Non dimentichiamo poi che il ricorso alla leva prezzo si è rivelato un’arma a doppio taglio per gli ipermercati. Proprio il fallimento della politica di cut price tout court ha innescato la spirale negativa per il format, conducendolo a ripensare al suo ruolo e a trovare nuovi stimoli per uscire dalla crisi. Guardando ancora una volta oltreconfine, non mancano gli esempi distributivi nel mass market che hanno trovato un giusto posizionamento per il non food. Un esempio per tutti Tesco, che ha fatto proprio dell’offerta non alimentare uno dei capisaldi della propria strategia. In Italia il percorso è reso più difficile dall’avanzare degli specializzati, ma la partita è ancora aperta.

Quali sono allora le vie da perseguire in grado di assicurare un buon margine di successo? La strategia deve essere chiara e mirata e non deve ricadere nell’improvvisazione. Lo stesso rapporto Indicod-Ecr sottolinea che le Gsa che si muovano nella direzione di presidiare in maniera più decisa il non food, al di fuori di un generale processo di rifocalizzazione strategico della formula, possano andare incontro a un forte rischio commerciale e finanziario.

La multispecializzazione risulta la scelta vincente

L’ipermercato deve compiere il passaggio da generalista a multispecialista. «Non risulta efficace trattare indifferenziatamente le merceologie non food in maniera anonima o senza un’impronta precisa – puntualizza Cuppini –. La strategia vincente consiste nel selezionare i settori più coerenti con il proprio know how e gestirli in maniera personalizzata».
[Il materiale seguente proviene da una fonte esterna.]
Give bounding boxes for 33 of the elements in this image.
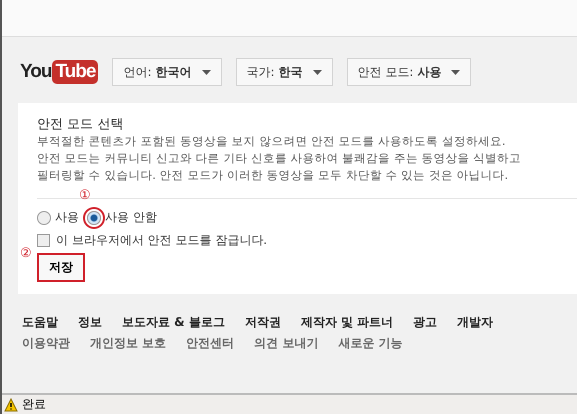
- checkbox-label: 이 브라우저에서 안전 모드를 잠급니다.: [56, 232, 268, 249]
- footer-link[interactable]: 저작권: [244, 314, 281, 331]
- caret-icon: [451, 70, 460, 74]
- radio-label: 사용 안함: [105, 209, 157, 226]
- footer-link[interactable]: 안전센터: [186, 335, 234, 352]
- footer-link[interactable]: 의견 보내기: [254, 335, 318, 352]
- radio-option[interactable]: 사용: [37, 209, 79, 226]
- footer-link[interactable]: 정보: [78, 314, 102, 331]
- radio-button[interactable]: [37, 210, 51, 224]
- dropdown-button[interactable]: 안전 모드: 사용: [346, 58, 472, 86]
- footer-link[interactable]: 도움말: [22, 314, 58, 331]
- footer-link[interactable]: 광고: [413, 314, 438, 331]
- status-text: 완료: [22, 396, 46, 413]
- footer-link[interactable]: 이용약관: [22, 335, 70, 352]
- caret-icon: [202, 70, 211, 74]
- checkbox[interactable]: [37, 234, 50, 247]
- description-text: 필터링할 수 있습니다. 안전 모드가 이러한 동영상을 모두 차단할 수 있는 것은 아닙니다.: [37, 167, 510, 184]
- footer-link[interactable]: 보도자료 & 블로그: [122, 314, 225, 331]
- description-text: 안전 모드는 커뮤니티 신고와 다른 기타 신호를 사용하여 불쾌감을 주는 동영상을 식별하고: [37, 150, 522, 167]
- panel-title: 안전 모드 선택: [37, 116, 124, 133]
- warning-icon: [4, 398, 18, 412]
- caret-icon: [312, 70, 322, 74]
- footer-link[interactable]: 개발자: [457, 314, 494, 331]
- annotation-number: ①: [79, 189, 91, 202]
- footer-link[interactable]: 개인정보 보호: [90, 335, 166, 352]
- dropdown-button[interactable]: 국가: 한국: [236, 58, 333, 86]
- footer-link[interactable]: 제작자 및 파트너: [300, 314, 394, 331]
- radio-label: 사용: [55, 209, 79, 226]
- annotation-number: ②: [20, 247, 32, 260]
- save-button[interactable]: 저장: [37, 253, 85, 282]
- dropdown-button[interactable]: 언어: 한국어: [112, 58, 222, 86]
- description-text: 부적절한 콘텐츠가 포함된 동영상을 보지 않으려면 안전 모드를 사용하도록 설정하세요.: [37, 133, 507, 150]
- footer-link[interactable]: 새로운 기능: [338, 335, 403, 352]
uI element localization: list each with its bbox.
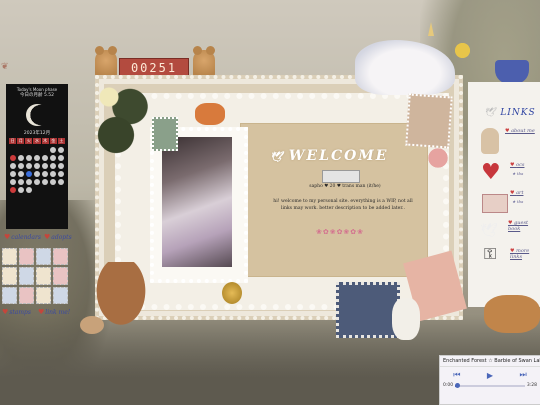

Già è possibile riscontrare alcuni esempi validi di gestione non food determinate categorie. Il piccolo elettrodomestico, che ha caratteristiche diverse dall’elettronica di consumo più spinta sul fronte tecnologico, ha successo nelle Gsa perché evidentemente per le sue caratteristiche è più coerente. Ci sono poi catene che hanno deciso di puntare su altre categorie nuove per il canale, come Carrefour che ha investito sull’abbigliamento, ripensando il layout in funzione del settore. «Credo che il grosso errore degli iper – precisa Cuppini – fino a questo momento sia stato quello di gestire e proporre il non food alla stessa stregua del grocery, sia dal punto di vista della gestione della filiera che della proposizione al punto vendita in termini di layout, assortimenti, prezzi. Nel caso del non food, invece, bisogna elaborare una strategia ad hoc, che impone scelte e modi di gestire diversi da quelli previsti per il largo consumo». Nelle politiche assortimentali di una catena si pone l’ipotesi di incrementare l’offerta non food anche per i supermercati. Il rapporto Indicod-Ecr sottolinea come si assista a una crescente differenziazione dei supermercati, soprattutto nei centri urbani di maggiore dimensione, centrata da un lato su una proposta commerciale con servizio di prossimità e dall’altra su un assortimento sempre più ampio anche di prodotti non alimentari. Una scelta dettata dall’esigenza di dover rispondere anche in questo caso alle superfici specializzate, che si stanno diffondendo nei centri urbani. «Iniziano a diffondersi format cittadini nell’ambito del bricolage o dell’elettronica di consumo – prosegue Cuppini – in cui l’assortimento è calibrato per le esigenze del day by day con il grosso vantaggio di essere ubicati nei centri urbani. Tale presenza rappresenta un ulteriore attacco al format ipermercato, ma una sfida per le catene distributive alimentari».